In the future, what we might have are companies offering unlimited long distance for such a price per month, or they will bundle it in a package and, for example, have local and long distance for this price then you must have their things like cable or Internet, etc.

Companies also have relatively new products they are trying to offer like Internet access, [digital subscriber lines], cable, call waiting, and caller ID, which has been very hot. So the reason why new products have come in this age is that companies are getting ready for a loss in long distance, so it's a way to balance it out.

Anthony Ferrugia

Analyst at A. G. Edwards & Sons Inc. in St. Louis

WorldCom going to a nickel on residential off-peak service is not an event that is alarming in its proportions.

This represents an opportunity to inflict some pain on AT&T. And they see regional Bell operating companies soon to be in long distance and so the Bells will be charging down the hill and likely enter the market with lower prices. WorldCom is pre-empting the RBOCs [regional Bell operating companies] pricing strategy, stealing their thunder. It's probably a very smart move.

[Free long distance is] like saying if you go to this dealership they will sell you the car with free financing. Nothing is free, they put it in the price. If long distance is free, then they have to be at least recovering the cost in some other product they are bundling the so-called free service with.

Boyd Peterson

Telecommunications analyst at the Yankee Group in Boston

Long-distance revenue is not growing, certainly as compared to other sectors of the industry like wireless and the Internet. Underlying all that is the impending threat that the regional Bell operating companies will eventually be able to offer long distance.

The reaction to this has been to calmly monkey with prices but nothing too radical.
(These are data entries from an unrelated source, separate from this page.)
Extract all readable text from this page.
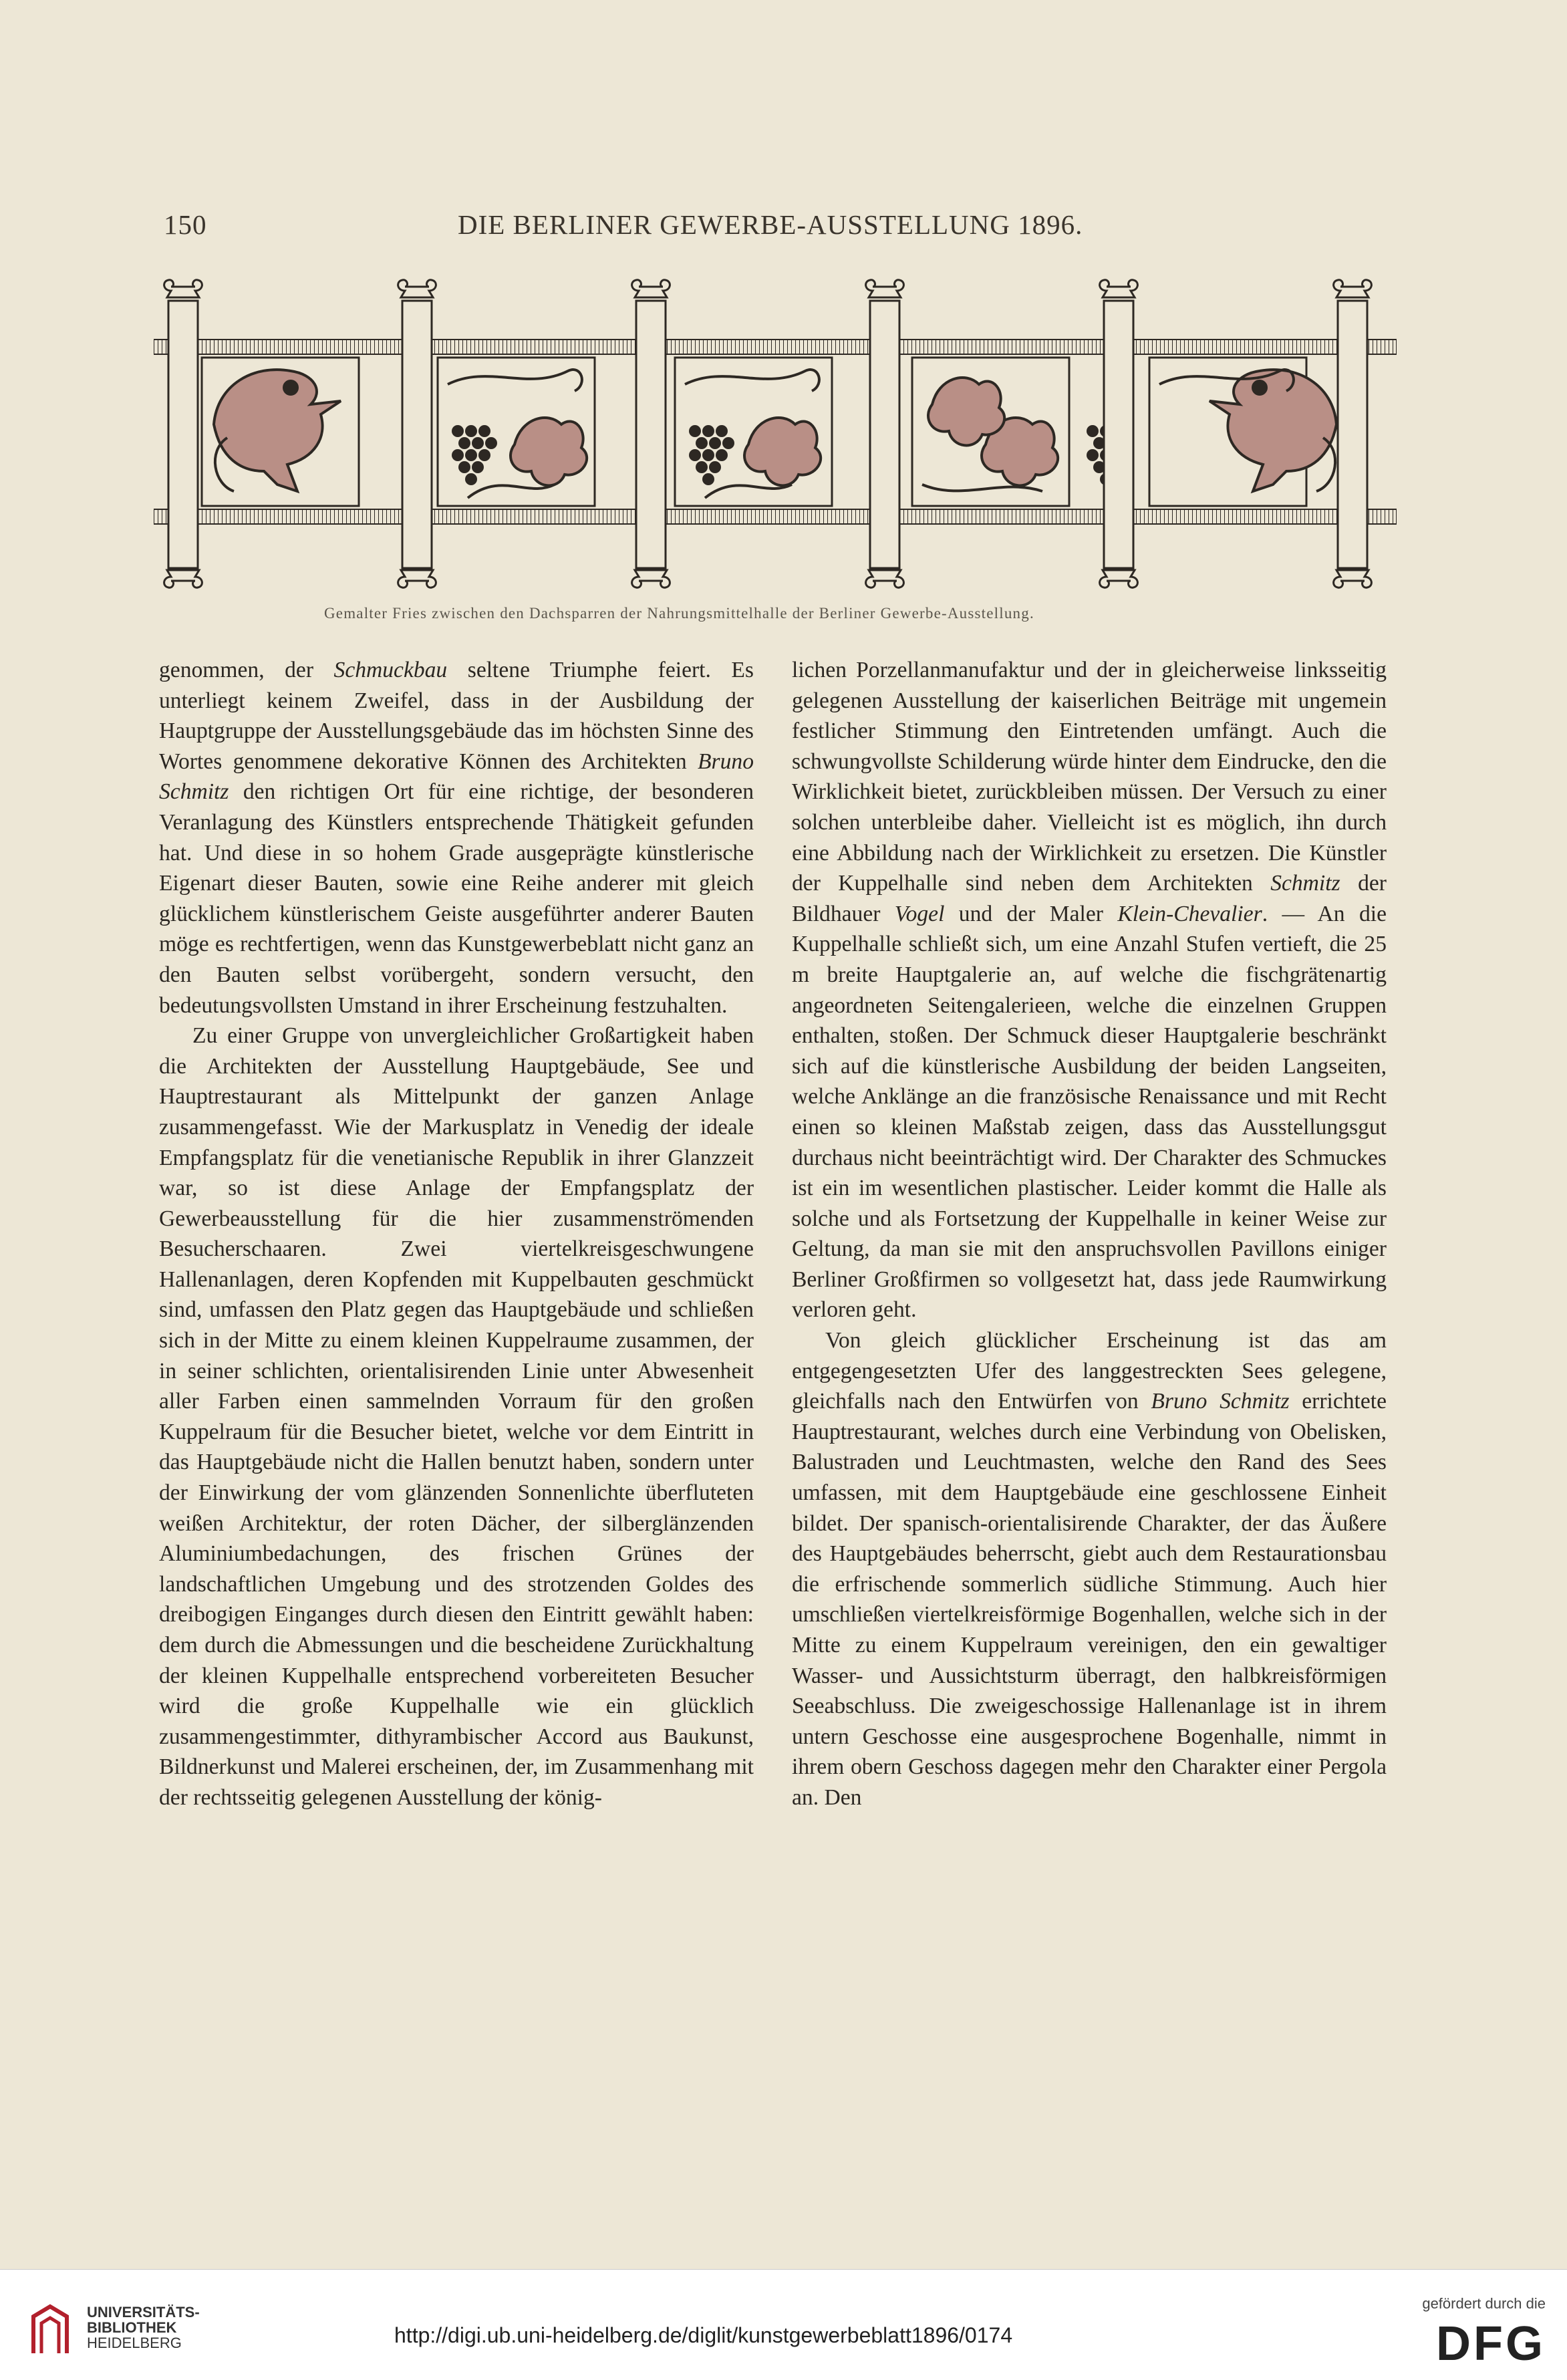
150	DIE BERLINER GEWERBE-AUSSTELLUNG 1896.
Gemalter Fries zwischen den Dachsparren der Nahrungsmittelhalle der Berliner Gewerbe-Ausstellung.

genommen, der Schmuckbau seltene Triumphe feiert. Es unterliegt keinem Zweifel, dass in der Ausbildung der Hauptgruppe der Ausstellungsgebäude das im höchsten Sinne des Wortes genommene dekorative Können des Architekten Bruno Schmitz den richtigen Ort für eine richtige, der besonderen Veranlagung des Künstlers entsprechende Thätigkeit gefunden hat. Und diese in so hohem Grade ausgeprägte künstlerische Eigenart dieser Bauten, sowie eine Reihe anderer mit gleich glücklichem künstlerischem Geiste ausgeführter anderer Bauten möge es rechtfertigen, wenn das Kunstgewerbeblatt nicht ganz an den Bauten selbst vorübergeht, sondern versucht, den bedeutungsvollsten Umstand in ihrer Erscheinung festzuhalten.

Zu einer Gruppe von unvergleichlicher Großartigkeit haben die Architekten der Ausstellung Hauptgebäude, See und Hauptrestaurant als Mittelpunkt der ganzen Anlage zusammengefasst. Wie der Markusplatz in Venedig der ideale Empfangsplatz für die venetianische Republik in ihrer Glanzzeit war, so ist diese Anlage der Empfangsplatz der Gewerbeausstellung für die hier zusammenströmenden Besucherschaaren. Zwei viertelkreisgeschwungene Hallenanlagen, deren Kopfenden mit Kuppelbauten geschmückt sind, umfassen den Platz gegen das Hauptgebäude und schließen sich in der Mitte zu einem kleinen Kuppelraume zusammen, der in seiner schlichten, orientalisirenden Linie unter Abwesenheit aller Farben einen sammelnden Vorraum für den großen Kuppelraum für die Besucher bietet, welche vor dem Eintritt in das Hauptgebäude nicht die Hallen benutzt haben, sondern unter der Einwirkung der vom glänzenden Sonnenlichte überfluteten weißen Architektur, der roten Dächer, der silberglänzenden Aluminiumbedachungen, des frischen Grünes der landschaftlichen Umgebung und des strotzenden Goldes des dreibogigen Einganges durch diesen den Eintritt gewählt haben: dem durch die Abmessungen und die bescheidene Zurückhaltung der kleinen Kuppelhalle entsprechend vorbereiteten Besucher wird die große Kuppelhalle wie ein glücklich zusammengestimmter, dithyrambischer Accord aus Baukunst, Bildnerkunst und Malerei erscheinen, der, im Zusammenhang mit der rechtsseitig gelegenen Ausstellung der könig-

lichen Porzellanmanufaktur und der in gleicherweise linksseitig gelegenen Ausstellung der kaiserlichen Beiträge mit ungemein festlicher Stimmung den Eintretenden umfängt. Auch die schwungvollste Schilderung würde hinter dem Eindrucke, den die Wirklichkeit bietet, zurückbleiben müssen. Der Versuch zu einer solchen unterbleibe daher. Vielleicht ist es möglich, ihn durch eine Abbildung nach der Wirklichkeit zu ersetzen. Die Künstler der Kuppelhalle sind neben dem Architekten Schmitz der Bildhauer Vogel und der Maler Klein-Chevalier. — An die Kuppelhalle schließt sich, um eine Anzahl Stufen vertieft, die 25 m breite Hauptgalerie an, auf welche die fischgrätenartig angeordneten Seitengalerieen, welche die einzelnen Gruppen enthalten, stoßen. Der Schmuck dieser Hauptgalerie beschränkt sich auf die künstlerische Ausbildung der beiden Langseiten, welche Anklänge an die französische Renaissance und mit Recht einen so kleinen Maßstab zeigen, dass das Ausstellungsgut durchaus nicht beeinträchtigt wird. Der Charakter des Schmuckes ist ein im wesentlichen plastischer. Leider kommt die Halle als solche und als Fortsetzung der Kuppelhalle in keiner Weise zur Geltung, da man sie mit den anspruchsvollen Pavillons einiger Berliner Großfirmen so vollgesetzt hat, dass jede Raumwirkung verloren geht.

Von gleich glücklicher Erscheinung ist das am entgegengesetzten Ufer des langgestreckten Sees gelegene, gleichfalls nach den Entwürfen von Bruno Schmitz errichtete Hauptrestaurant, welches durch eine Verbindung von Obelisken, Balustraden und Leuchtmasten, welche den Rand des Sees umfassen, mit dem Hauptgebäude eine geschlossene Einheit bildet. Der spanisch-orientalisirende Charakter, der das Äußere des Hauptgebäudes beherrscht, giebt auch dem Restaurationsbau die erfrischende sommerlich südliche Stimmung. Auch hier umschließen viertelkreisförmige Bogenhallen, welche sich in der Mitte zu einem Kuppelraum vereinigen, den ein gewaltiger Wasser- und Aussichtsturm überragt, den halbkreisförmigen Seeabschluss. Die zweigeschossige Hallenanlage ist in ihrem untern Geschosse eine ausgesprochene Bogenhalle, nimmt in ihrem obern Geschoss dagegen mehr den Charakter einer Pergola an. Den

UNIVERSITÄTS-
BIBLIOTHEK
HEIDELBERG	http://digi.ub.uni-heidelberg.de/diglit/kunstgewerbeblatt1896/0174
gefördert durch die
DFG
Now MCI and Sprint are coming in and playing a much more aggressive role and something radical does have to happen to affect market share.

In the short term, if consumers migrate to lower rates then that is going to have an impact on the bottom line. If everybody went to 5 cents a minute, there probably wouldn't be a major shift and everybody would lose a little bit of revenue.

Some companies like Qwest are saying long distance is never going to be free. If you take a long enough view, you can envision people just paying for phone service and having long distance be part of that package or bundle.